Вроде бы народу в поезде ехало много, а когда он высыпал на перрон со своими рюкзаками, клетками, баулами и туесами, то через пару минут весь куда-то рассосался, как в воду канул. Костя не успел оглянуться, как к ним уже лениво подошли два каймана с "калашами" и с красными повязками "Комендант" на рукавах:
– Кто такие?!
Костя растерялся. Сказать, что они из села Теленгеш, у него язык не повернулся, черт его знает, чем это обернется, а соврать он не сообразил. Телепень едва не задал стрекача. Чебот тоже молчал, только заискивающе улыбался. Костя тоже улыбнулся. Даже легче стало, как будто эти двое поняли его без слов.
– Чего молчите?! – грозно спросил тот, что постарше, хотя Костя давно обратил внимание, что возраста у кайманов вроде бы и не было, вне возраста они были, вечные какие-то, с одним и тем же напряженным выражением на лицах. Ну да, подумал он, это регенерацией называется.
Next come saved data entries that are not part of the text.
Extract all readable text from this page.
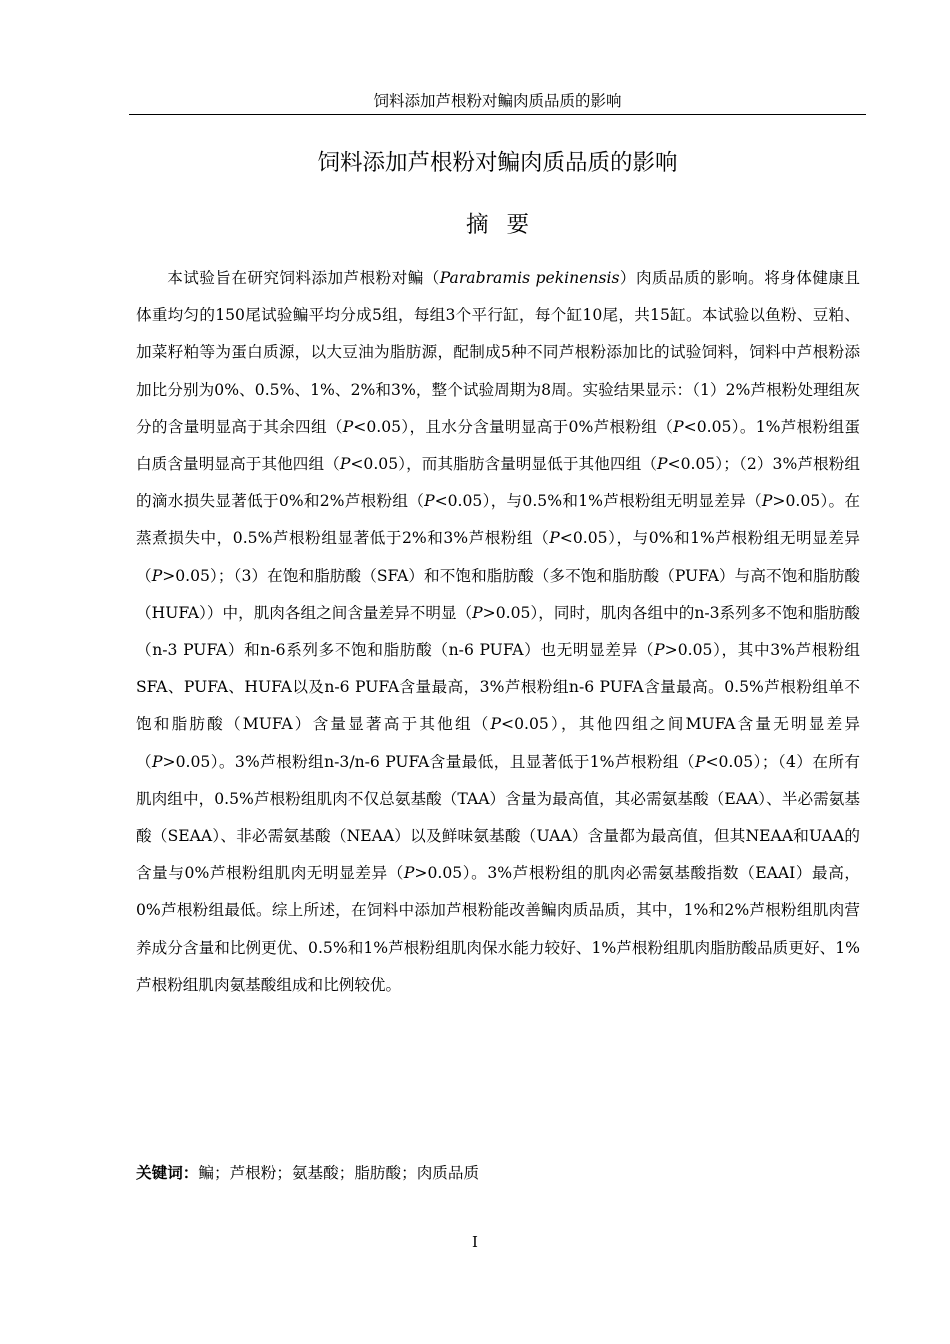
饲料添加芦根粉对鳊肉质品质的影响
饲料添加芦根粉对鳊肉质品质的影响
摘要

本试验旨在研究饲料添加芦根粉对鳊（Parabramis pekinensis）肉质品质的影响。将身体健康且体重均匀的150尾试验鳊平均分成5组，每组3个平行缸，每个缸10尾，共15缸。本试验以鱼粉、豆粕、加菜籽粕等为蛋白质源，以大豆油为脂肪源，配制成5种不同芦根粉添加比的试验饲料，饲料中芦根粉添加比分别为0%、0.5%、1%、2%和3%，整个试验周期为8周。实验结果显示：（1）2%芦根粉处理组灰分的含量明显高于其余四组（P<0.05），且水分含量明显高于0%芦根粉组（P<0.05）。1%芦根粉组蛋白质含量明显高于其他四组（P<0.05），而其脂肪含量明显低于其他四组（P<0.05）；（2）3%芦根粉组的滴水损失显著低于0%和2%芦根粉组（P<0.05），与0.5%和1%芦根粉组无明显差异（P>0.05）。在蒸煮损失中，0.5%芦根粉组显著低于2%和3%芦根粉组（P<0.05），与0%和1%芦根粉组无明显差异（P>0.05）；（3）在饱和脂肪酸（SFA）和不饱和脂肪酸（多不饱和脂肪酸（PUFA）与高不饱和脂肪酸（HUFA））中，肌肉各组之间含量差异不明显（P>0.05），同时，肌肉各组中的n-3系列多不饱和脂肪酸（n-3 PUFA）和n-6系列多不饱和脂肪酸（n-6 PUFA）也无明显差异（P>0.05），其中3%芦根粉组SFA、PUFA、HUFA以及n-6 PUFA含量最高，3%芦根粉组n-6 PUFA含量最高。0.5%芦根粉组单不饱和脂肪酸（MUFA）含量显著高于其他组（P<0.05），其他四组之间MUFA含量无明显差异（P>0.05）。3%芦根粉组n-3/n-6 PUFA含量最低，且显著低于1%芦根粉组（P<0.05）；（4）在所有肌肉组中，0.5%芦根粉组肌肉不仅总氨基酸（TAA）含量为最高值，其必需氨基酸（EAA）、半必需氨基酸（SEAA）、非必需氨基酸（NEAA）以及鲜味氨基酸（UAA）含量都为最高值，但其NEAA和UAA的含量与0%芦根粉组肌肉无明显差异（P>0.05）。3%芦根粉组的肌肉必需氨基酸指数（EAAI）最高，0%芦根粉组最低。综上所述，在饲料中添加芦根粉能改善鳊肉质品质，其中，1%和2%芦根粉组肌肉营养成分含量和比例更优、0.5%和1%芦根粉组肌肉保水能力较好、1%芦根粉组肌肉脂肪酸品质更好、1%芦根粉组肌肉氨基酸组成和比例较优。

关键词：鳊；芦根粉；氨基酸；脂肪酸；肉质品质
I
– Глухонемые что ли? – спросил тот, что помоложе, с белыми усиками и бугристой, как у жабы, кожей, и положил руку на цевье автомата.
Телепень за спиной Кости закряхтел, что было признаком, что он на грани терпения.
Выручил их дядя Илья.
– Бургазов! – крикнул он, высунувшись в окно. – Альберт! Да из Чупы они! Из Чупы! Нашенские. Хотят мир посмотреть.
– Здорово, Петрович! – радостно отозвался Альберт Бургазов. – Земляков привез?
В его голосе слышалось уважение, это уважение распространилось и на знакомых дяди Ильи, за которых он поручился.
– Привез, привез… – степенно кивнул дядя Илья. – Прямо из тайги пацаны. Не смотри, что они такие дикие, хорошие пацаны, хорошие. Ты их не пугай, Альберт. А если заглянешь ко мне, я тебе кое-чего налью, привез свою личную, клюковкой называется.